There is an old saying, something along the lines of ‘may you live in interesting times’. Possibly every generation feels this way, but we sure live in interesting times. In this book, we have covered a broad range of essential skills that would allow you to tell stories with data. But we are just getting started.

In a little over a decade data science has gone from something that barely existed, to a defining part of academia and industry. The extent and pace of this change has many implications for those learning data science. For instance, it may imply that one should not just make decisions that optimize for what data science looks like right now, but also what could happen. While that is a little difficult, that is also one of the things that makes data science so exciting. That might mean choices like:

  • taking courses on fundamentals, not just fashionable applications;
  • reading books, not just whatever is trending; and
  • trying to be at the intersection of at least a few different areas, rather than hyper-specialized.

One of the most exciting times when you learn data science is realizing that you just love playing with data. A decade ago, this did not fit into any particular department, these days it fits into almost any of them. Data science needs diversity, both in terms of approaches and applications. It is increasingly the most important work in the world and hegemonic approaches have no place. It is just such an exciting time to be enthusiastic about data and able to build.

20.2 Some issues

Data science draws from a variety of disciplines. But there are a variety of concerns that are common across them. Here we detail a few.
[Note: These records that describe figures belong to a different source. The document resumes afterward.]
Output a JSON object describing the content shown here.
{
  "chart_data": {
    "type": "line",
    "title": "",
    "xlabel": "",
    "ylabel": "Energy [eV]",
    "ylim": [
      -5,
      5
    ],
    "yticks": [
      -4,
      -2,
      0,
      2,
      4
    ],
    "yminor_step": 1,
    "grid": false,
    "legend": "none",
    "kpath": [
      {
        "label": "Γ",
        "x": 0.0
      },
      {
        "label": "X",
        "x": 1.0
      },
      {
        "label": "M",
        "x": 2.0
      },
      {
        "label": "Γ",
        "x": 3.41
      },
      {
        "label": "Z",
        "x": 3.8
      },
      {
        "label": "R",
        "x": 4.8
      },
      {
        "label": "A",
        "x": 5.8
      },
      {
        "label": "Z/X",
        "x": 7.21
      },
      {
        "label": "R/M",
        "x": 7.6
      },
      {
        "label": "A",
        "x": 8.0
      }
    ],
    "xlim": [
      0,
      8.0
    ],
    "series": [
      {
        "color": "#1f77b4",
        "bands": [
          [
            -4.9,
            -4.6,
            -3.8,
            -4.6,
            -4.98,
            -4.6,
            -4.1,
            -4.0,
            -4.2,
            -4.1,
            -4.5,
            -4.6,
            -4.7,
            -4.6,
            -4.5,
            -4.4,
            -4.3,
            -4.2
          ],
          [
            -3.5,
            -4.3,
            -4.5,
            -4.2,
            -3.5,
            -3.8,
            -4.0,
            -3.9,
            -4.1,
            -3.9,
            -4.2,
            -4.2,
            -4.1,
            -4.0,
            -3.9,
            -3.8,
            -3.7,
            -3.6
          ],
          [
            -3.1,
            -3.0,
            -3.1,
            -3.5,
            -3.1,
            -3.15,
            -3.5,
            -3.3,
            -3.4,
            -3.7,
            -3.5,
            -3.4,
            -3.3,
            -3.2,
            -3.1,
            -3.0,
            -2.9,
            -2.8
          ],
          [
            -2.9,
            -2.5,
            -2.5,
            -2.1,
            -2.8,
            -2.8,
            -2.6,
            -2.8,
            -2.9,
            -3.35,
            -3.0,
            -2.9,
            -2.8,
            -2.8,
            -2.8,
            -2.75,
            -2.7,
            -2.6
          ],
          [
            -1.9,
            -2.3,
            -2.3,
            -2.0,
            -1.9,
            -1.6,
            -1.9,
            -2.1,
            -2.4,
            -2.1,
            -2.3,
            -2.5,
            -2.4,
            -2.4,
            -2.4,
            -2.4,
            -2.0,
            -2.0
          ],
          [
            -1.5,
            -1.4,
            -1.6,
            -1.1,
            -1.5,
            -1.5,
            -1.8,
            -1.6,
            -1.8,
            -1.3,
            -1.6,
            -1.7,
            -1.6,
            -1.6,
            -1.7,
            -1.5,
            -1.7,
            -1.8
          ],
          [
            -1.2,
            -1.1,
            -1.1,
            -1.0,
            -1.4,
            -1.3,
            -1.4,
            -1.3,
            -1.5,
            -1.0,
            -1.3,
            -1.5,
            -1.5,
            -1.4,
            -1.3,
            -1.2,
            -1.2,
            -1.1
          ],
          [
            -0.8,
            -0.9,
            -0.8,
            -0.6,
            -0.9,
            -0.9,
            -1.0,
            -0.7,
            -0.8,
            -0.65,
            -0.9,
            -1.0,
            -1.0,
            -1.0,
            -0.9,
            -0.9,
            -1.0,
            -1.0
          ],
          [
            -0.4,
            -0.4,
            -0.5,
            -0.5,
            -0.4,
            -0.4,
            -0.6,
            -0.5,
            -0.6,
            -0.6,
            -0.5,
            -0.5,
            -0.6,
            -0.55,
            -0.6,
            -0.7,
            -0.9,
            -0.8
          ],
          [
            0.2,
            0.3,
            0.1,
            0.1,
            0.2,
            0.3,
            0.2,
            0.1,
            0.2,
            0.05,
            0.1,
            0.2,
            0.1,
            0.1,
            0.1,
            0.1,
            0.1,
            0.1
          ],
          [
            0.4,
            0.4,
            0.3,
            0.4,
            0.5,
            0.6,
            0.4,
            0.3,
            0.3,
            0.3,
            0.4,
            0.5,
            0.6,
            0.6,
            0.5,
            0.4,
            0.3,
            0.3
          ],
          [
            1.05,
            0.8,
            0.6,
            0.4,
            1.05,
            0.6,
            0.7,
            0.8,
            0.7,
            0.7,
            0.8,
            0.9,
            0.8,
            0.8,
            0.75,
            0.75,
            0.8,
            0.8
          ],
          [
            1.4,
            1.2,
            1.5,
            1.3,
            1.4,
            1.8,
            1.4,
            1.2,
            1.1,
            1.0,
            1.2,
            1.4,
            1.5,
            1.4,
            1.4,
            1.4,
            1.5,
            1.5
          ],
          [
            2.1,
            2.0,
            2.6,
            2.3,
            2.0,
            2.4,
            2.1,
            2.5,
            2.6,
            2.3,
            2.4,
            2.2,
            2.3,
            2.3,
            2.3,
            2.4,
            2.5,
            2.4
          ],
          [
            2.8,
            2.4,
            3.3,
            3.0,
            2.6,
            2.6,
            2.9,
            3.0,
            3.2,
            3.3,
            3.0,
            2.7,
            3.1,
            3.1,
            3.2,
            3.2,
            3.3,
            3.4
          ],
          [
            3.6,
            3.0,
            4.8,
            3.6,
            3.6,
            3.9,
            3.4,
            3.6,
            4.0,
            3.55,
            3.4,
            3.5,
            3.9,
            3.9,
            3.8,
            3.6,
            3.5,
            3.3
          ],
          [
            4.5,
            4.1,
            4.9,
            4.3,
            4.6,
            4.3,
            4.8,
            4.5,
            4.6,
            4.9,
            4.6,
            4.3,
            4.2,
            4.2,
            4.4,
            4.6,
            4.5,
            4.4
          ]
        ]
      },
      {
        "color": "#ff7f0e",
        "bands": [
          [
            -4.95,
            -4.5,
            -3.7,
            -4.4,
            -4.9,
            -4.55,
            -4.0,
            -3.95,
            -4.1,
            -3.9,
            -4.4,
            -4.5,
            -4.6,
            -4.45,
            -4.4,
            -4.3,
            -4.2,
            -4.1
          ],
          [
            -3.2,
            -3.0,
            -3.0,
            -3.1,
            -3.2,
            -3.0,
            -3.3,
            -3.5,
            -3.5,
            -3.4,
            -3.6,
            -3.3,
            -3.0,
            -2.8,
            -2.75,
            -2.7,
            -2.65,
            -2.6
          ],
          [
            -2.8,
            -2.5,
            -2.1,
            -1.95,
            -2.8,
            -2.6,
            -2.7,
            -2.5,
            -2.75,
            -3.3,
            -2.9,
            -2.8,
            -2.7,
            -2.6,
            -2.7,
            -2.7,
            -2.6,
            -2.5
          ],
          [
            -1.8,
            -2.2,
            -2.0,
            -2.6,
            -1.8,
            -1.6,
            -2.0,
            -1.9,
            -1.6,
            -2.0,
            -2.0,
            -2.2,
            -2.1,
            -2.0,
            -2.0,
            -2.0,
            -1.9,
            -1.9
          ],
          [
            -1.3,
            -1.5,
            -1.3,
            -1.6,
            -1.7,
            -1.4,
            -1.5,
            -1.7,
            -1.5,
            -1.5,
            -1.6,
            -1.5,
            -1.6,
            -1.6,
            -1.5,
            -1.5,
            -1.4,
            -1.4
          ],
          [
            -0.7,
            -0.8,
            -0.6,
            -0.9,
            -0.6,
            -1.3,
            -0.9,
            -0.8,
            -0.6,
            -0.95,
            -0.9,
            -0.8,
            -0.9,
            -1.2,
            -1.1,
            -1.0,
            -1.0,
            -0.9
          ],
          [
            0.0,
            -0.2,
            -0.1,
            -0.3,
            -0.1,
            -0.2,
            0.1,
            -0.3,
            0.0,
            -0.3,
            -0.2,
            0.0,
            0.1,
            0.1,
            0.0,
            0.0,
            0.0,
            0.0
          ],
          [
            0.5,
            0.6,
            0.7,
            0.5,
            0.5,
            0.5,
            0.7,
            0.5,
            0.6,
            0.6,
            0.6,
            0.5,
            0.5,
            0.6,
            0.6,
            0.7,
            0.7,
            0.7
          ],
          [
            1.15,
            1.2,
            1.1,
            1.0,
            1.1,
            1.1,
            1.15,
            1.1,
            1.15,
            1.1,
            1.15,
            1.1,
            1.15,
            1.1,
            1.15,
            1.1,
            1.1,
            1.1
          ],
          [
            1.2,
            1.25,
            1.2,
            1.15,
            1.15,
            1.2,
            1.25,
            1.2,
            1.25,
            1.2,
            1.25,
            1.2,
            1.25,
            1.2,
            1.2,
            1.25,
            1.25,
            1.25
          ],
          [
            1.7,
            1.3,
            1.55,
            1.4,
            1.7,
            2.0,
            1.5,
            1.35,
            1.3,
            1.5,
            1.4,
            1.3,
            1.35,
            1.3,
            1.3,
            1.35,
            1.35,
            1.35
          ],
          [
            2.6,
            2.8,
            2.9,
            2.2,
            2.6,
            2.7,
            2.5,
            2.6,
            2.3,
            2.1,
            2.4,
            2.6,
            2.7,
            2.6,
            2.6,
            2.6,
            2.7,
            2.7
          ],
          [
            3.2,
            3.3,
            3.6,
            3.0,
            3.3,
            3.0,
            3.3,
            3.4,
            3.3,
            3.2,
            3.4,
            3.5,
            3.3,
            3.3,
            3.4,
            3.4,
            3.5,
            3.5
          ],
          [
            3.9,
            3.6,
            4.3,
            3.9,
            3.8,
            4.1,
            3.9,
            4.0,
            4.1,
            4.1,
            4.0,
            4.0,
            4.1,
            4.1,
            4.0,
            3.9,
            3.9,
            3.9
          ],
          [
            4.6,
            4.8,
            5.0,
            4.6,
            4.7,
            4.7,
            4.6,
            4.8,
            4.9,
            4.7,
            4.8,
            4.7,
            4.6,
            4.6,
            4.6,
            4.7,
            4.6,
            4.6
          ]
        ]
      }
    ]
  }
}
1. How do we write unit tests for data science?

One thing that computer scientists know is the importance of unit tests. Basically this just means writing down the small checks that we do in our heads all the time. Like if we have a column that purports to the year, then it’s unlikely that it’s a character, and it’s unlikely that it’s an integer larger than 2500, and it’s unlikely that it’s a negative integer. We know all this, but writing unit tests has us write this all down.

In this case it’s obvious what the unit test looks like. But more generally, we often have little idea what our results should look like if they’re running well. The approach that I have taken is to add simulation—so we simulate reasonable results, write unit tests based on that, and then bring the real data to bear and adjust as necessary. But I really think that we need extensive work in this area because the current state-of-the-art is lacking.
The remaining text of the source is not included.